Опустив мою руку, он лыбится от уха до уха, его зеленые глаза восхищенно горят.
— Не могу поверить, что ты догадалась, что Хэнк и я — братья. Никто никогда еще не угадывал!
Я возвращаю улыбку.
— Можешь попросить своего брата прийти поговорить с нами? У него не будет проблем, ничего такого. Мне просто надо спросить кое-что у него. В обмен на это я попозирую ему и поставлю автограф. Потом он сможет продать рисунок на аукционе, ну или сделать с ним что захочет.
Парнишка широко распахивает свои и без того не маленькие глаза:
— Ты — знаменитость?
Складываю большой и указательный палец близко друг к другу:
— Сейчас немножко известна, но однажды надеюсь стать автором бестселлеров. Я — писательница и, правда, хочу, чтоб Хэнк меня нарисовал. Поставлю потом рисунок на аватарку. Позовешь его?
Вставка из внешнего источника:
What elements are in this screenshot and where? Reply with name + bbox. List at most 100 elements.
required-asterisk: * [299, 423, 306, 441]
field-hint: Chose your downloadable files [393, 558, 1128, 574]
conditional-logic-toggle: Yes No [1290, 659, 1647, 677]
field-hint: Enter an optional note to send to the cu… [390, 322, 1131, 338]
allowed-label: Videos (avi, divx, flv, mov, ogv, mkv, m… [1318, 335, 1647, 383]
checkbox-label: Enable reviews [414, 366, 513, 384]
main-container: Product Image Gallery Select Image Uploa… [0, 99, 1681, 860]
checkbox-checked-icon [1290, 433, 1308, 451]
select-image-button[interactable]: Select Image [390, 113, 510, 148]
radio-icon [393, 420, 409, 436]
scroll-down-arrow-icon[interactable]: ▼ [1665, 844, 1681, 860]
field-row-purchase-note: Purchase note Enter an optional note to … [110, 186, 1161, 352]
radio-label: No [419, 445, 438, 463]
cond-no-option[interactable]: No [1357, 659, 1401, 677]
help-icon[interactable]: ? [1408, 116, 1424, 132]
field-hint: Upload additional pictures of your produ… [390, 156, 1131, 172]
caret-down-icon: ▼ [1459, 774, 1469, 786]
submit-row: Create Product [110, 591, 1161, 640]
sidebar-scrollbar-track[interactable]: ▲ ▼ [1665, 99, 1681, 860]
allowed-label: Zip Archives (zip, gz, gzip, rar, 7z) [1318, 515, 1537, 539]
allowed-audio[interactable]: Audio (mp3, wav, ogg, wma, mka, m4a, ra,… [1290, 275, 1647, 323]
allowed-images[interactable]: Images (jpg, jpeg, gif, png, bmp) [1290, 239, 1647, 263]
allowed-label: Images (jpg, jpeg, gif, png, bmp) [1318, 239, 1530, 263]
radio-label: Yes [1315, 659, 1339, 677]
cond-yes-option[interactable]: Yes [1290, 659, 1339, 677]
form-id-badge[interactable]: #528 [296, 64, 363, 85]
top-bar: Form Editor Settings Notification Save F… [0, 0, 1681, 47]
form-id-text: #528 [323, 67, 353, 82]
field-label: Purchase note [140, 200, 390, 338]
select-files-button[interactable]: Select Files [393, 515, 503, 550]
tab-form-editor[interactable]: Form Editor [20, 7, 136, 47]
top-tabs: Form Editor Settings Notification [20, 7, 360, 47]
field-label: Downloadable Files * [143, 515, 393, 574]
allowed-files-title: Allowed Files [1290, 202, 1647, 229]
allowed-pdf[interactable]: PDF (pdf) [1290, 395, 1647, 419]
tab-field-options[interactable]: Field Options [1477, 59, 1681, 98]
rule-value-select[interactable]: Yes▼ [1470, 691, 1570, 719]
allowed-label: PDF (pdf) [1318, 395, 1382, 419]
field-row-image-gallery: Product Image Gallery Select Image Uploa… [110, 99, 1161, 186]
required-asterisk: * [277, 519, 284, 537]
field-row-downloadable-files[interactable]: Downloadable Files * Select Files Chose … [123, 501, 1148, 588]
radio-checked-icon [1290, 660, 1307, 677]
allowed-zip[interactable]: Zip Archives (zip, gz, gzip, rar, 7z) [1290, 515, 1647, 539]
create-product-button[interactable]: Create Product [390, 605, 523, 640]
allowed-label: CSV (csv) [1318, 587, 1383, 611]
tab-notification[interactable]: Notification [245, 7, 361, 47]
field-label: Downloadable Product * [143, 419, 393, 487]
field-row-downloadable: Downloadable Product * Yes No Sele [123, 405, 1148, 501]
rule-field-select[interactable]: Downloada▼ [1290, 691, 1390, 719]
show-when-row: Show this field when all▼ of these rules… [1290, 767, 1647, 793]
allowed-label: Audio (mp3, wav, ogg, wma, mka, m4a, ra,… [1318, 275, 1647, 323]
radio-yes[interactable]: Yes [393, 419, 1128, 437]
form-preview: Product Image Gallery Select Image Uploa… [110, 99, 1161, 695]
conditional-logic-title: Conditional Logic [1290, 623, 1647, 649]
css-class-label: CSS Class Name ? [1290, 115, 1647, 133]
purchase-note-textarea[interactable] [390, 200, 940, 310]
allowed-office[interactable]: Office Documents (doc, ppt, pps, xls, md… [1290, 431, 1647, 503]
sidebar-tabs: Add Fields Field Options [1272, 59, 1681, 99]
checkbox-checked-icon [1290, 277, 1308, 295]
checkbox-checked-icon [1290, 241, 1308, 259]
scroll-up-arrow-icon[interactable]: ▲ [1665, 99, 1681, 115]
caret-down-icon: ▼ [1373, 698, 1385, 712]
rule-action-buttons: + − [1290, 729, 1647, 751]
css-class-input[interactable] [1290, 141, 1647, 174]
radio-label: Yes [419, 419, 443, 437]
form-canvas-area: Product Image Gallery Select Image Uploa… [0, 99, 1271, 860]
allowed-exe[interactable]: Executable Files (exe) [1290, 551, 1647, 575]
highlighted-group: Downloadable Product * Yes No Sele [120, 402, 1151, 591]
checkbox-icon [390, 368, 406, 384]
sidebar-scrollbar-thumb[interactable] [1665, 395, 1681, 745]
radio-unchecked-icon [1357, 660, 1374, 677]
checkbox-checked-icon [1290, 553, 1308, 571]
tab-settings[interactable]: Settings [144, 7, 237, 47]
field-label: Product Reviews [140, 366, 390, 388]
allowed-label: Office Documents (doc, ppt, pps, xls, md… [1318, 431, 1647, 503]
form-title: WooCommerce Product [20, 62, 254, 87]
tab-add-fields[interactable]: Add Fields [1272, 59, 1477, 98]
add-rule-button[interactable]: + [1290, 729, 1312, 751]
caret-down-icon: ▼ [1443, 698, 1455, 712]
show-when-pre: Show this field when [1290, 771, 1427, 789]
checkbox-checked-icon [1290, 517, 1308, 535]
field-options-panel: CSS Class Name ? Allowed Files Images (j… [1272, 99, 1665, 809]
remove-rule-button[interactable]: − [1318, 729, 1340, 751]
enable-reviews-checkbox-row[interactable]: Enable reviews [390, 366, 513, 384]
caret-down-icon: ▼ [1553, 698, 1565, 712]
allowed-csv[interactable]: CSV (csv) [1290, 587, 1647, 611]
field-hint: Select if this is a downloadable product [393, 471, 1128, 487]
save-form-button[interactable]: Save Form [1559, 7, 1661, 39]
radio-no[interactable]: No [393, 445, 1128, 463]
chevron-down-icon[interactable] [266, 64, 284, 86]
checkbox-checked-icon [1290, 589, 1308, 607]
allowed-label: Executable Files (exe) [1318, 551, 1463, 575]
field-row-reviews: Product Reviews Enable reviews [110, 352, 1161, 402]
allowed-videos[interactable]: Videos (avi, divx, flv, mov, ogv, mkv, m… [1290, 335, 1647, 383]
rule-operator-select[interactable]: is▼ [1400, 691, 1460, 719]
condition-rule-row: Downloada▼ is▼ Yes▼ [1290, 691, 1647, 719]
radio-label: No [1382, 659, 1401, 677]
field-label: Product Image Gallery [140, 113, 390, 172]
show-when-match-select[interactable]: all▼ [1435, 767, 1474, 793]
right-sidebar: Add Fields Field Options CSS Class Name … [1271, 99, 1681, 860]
Я едва успеваю закончить предложение, как Хоуи убегает в толпу и исчезает за колесом обозрения.
— Как ты узнала? — спрашивает Бас с уважением в голосе.
Поворачиваюсь к нему:
— Узнала что?
— Ну, что они родственники.
Я киваю в сторону художников, которые вернулись к своим работам, когда волнение спало.
— Думаю, все они считают друг друга семьей. Я видела, как они посылают сигналы, чтоб, как я решила, кто-нибудь предупредил Хэнка. Но когда сюда пришел Хоуи… что ж, так сделал бы только близкий родственник.
— Или они могли стать близки как кровные братья в силу чрезвычайных обстоятельств, — говорит Бас, в его голосе нотки ностальгии смешиваются с грустью.
Он не упоминал никаких братьев раньше. Или он говорит о близких друзьях? Может, он потерял дружбу с кем-то? Должно быть, они близки с Тревором. Не знаю больше никого, кто бы взялся за работу другого, только чтобы тот съездил в отпуск. Солнце светит сквозь авиаторы Баса, позволяя мне выдержать его взгляд. Я улыбаюсь.